Explanation of Provision
The provision permits in person delivery, as an alternative to delivery by mail, of a
preliminary notice that the IRS intends to assess a 100-percent penalty. (In some cases, personal
delivery may better assure that the recipient actually receives notice.)
Effective Date
The provision is effective on the date of enactment.
8. Notice of interest charges (Sec. 3308 of the Bill and new Sec. 6631 of the
Code)
Present Law
Taxpayer generally must pay interest on amounts due to the IRS.
Reasons for Change
The Committee believes that taxpayers should be provided the detail to support the amount
of interest charged by the IRS. The computation of interest is a complex calculation, often
involving multiple interest rates.

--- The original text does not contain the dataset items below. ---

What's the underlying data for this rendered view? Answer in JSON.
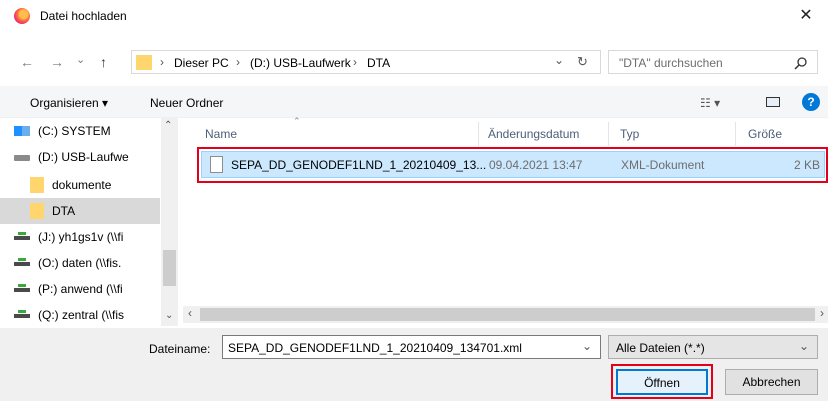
{
  "window": {
    "title": "Datei hochladen",
    "close_glyph": "✕"
  },
  "nav": {
    "back": "←",
    "forward": "→",
    "recent": "⌄",
    "up": "↑"
  },
  "address": {
    "segments": [
      "Dieser PC",
      "(D:) USB-Laufwerk",
      "DTA"
    ],
    "separator": "›",
    "dropdown": "⌄",
    "refresh": "↻"
  },
  "search": {
    "placeholder": "\"DTA\" durchsuchen"
  },
  "toolbar": {
    "organize": "Organisieren ▾",
    "new_folder": "Neuer Ordner"
  },
  "sidebar": {
    "items": [
      {
        "label": "(C:) SYSTEM",
        "icon": "windows-drive"
      },
      {
        "label": "(D:) USB-Laufwe",
        "icon": "usb-drive"
      },
      {
        "label": "dokumente",
        "icon": "folder"
      },
      {
        "label": "DTA",
        "icon": "folder"
      },
      {
        "label": "(J:) yh1gs1v (\\\\fi",
        "icon": "network-drive"
      },
      {
        "label": "(O:) daten (\\\\fis.",
        "icon": "network-drive"
      },
      {
        "label": "(P:) anwend (\\\\fi",
        "icon": "network-drive"
      },
      {
        "label": "(Q:) zentral (\\\\fis",
        "icon": "network-drive"
      }
    ]
  },
  "columns": {
    "name": "Name",
    "date": "Änderungsdatum",
    "type": "Typ",
    "size": "Größe"
  },
  "files": [
    {
      "name": "SEPA_DD_GENODEF1LND_1_20210409_13...",
      "date": "09.04.2021 13:47",
      "type": "XML-Dokument",
      "size": "2 KB"
    }
  ],
  "bottom": {
    "filename_label": "Dateiname:",
    "filename_value": "SEPA_DD_GENODEF1LND_1_20210409_134701.xml",
    "filter": "Alle Dateien (*.*)",
    "open": "Öffnen",
    "cancel": "Abbrechen"
  },
  "colors": {
    "selection": "#cce8ff",
    "highlight": "#e2001a",
    "accent": "#0078d7"
  }
}
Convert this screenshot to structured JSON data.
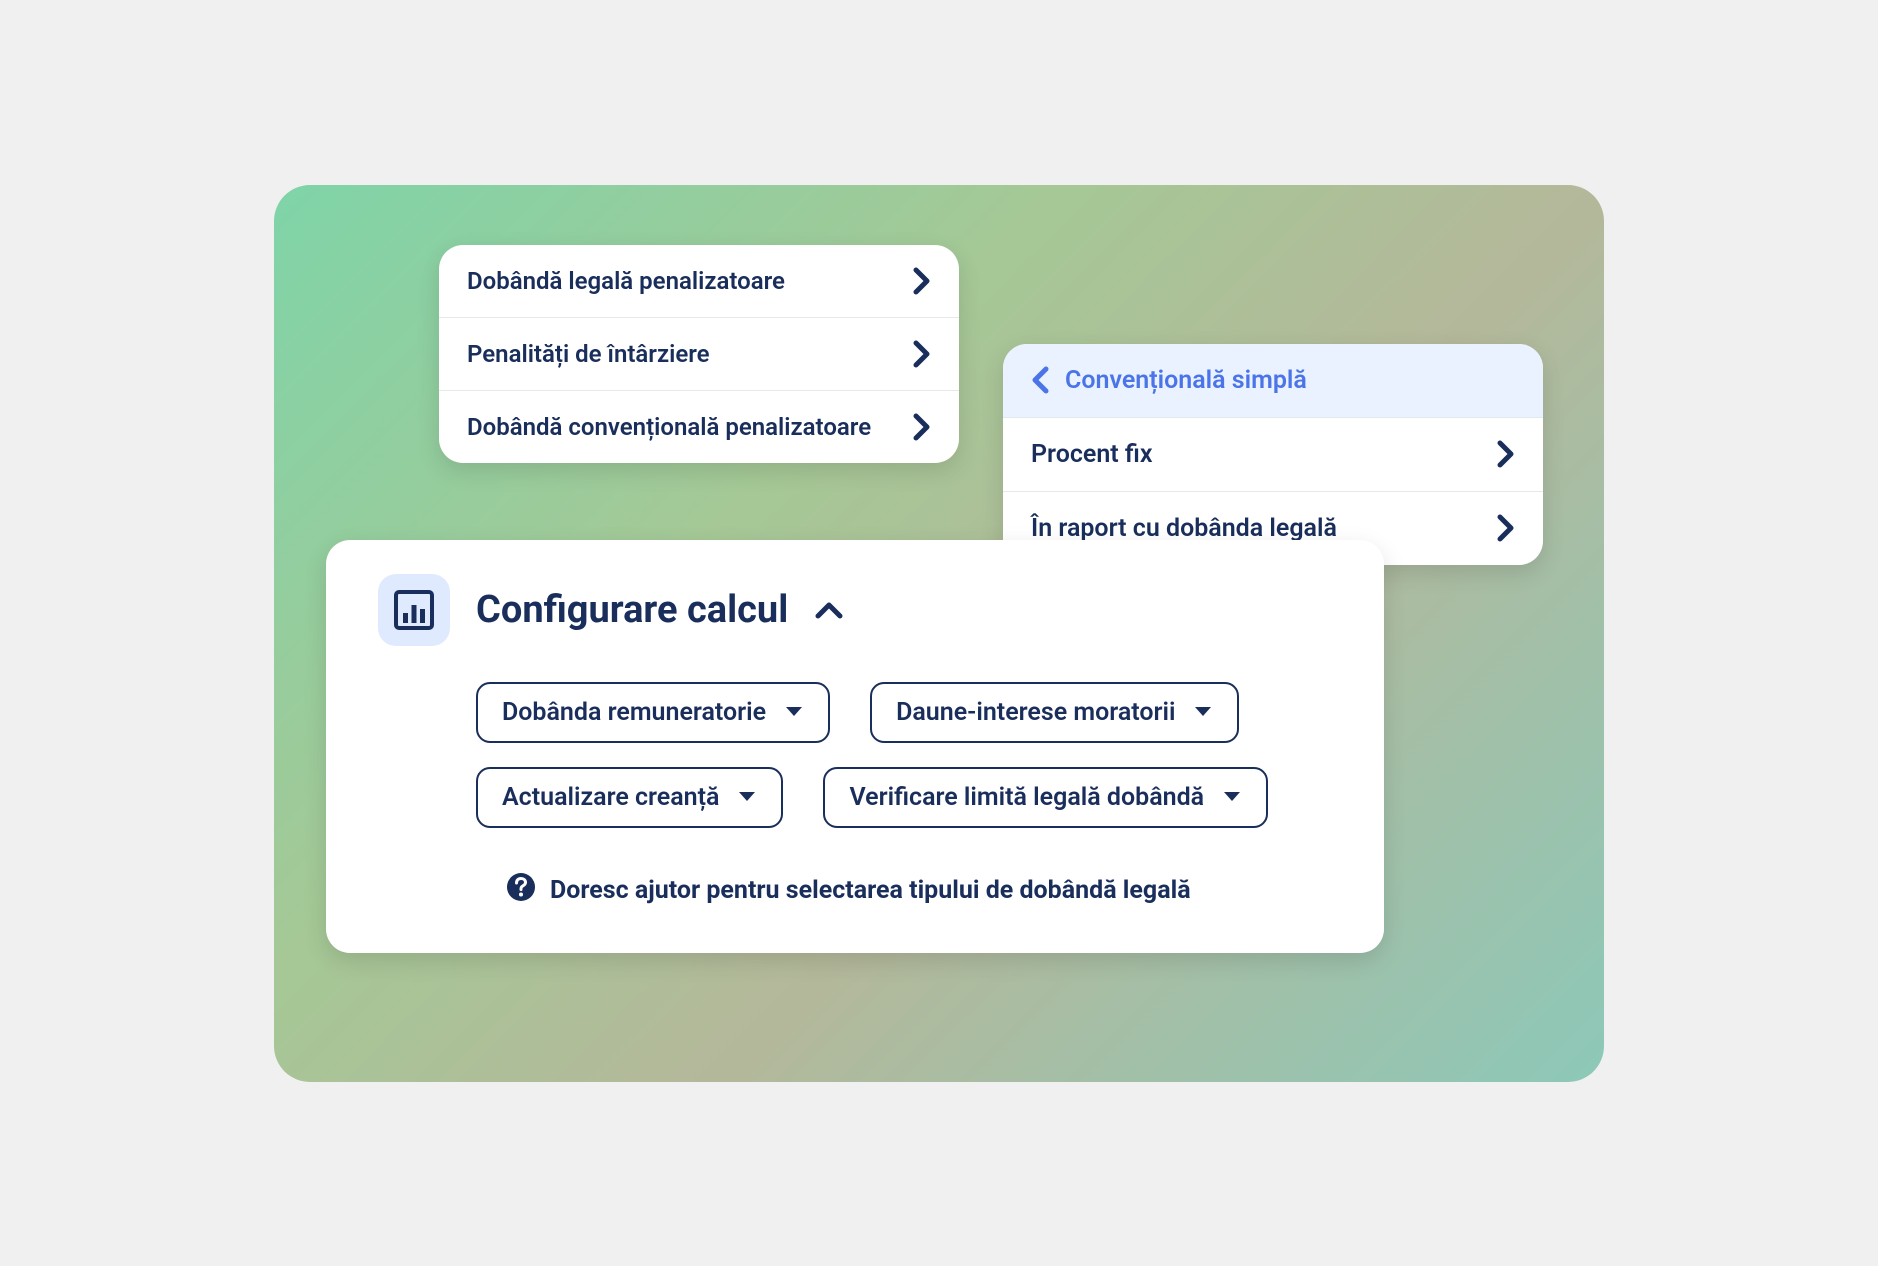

The Committee believes that it is appropriate to require the IRS to
give notice to the taxpayer that interest is being charged, how it is calculated, and the total amount
of the interest.
Explanation of Provision
The provision requires every IRS notice that includes an amount of interest required to be
paid by the taxpayer that is sent to an individual taxpayer to include a detailed computation of the
interest charged and a citation to the Code section under which such interest is imposed.
Effective Date
The provision applies to notices issued after June 30, 2000.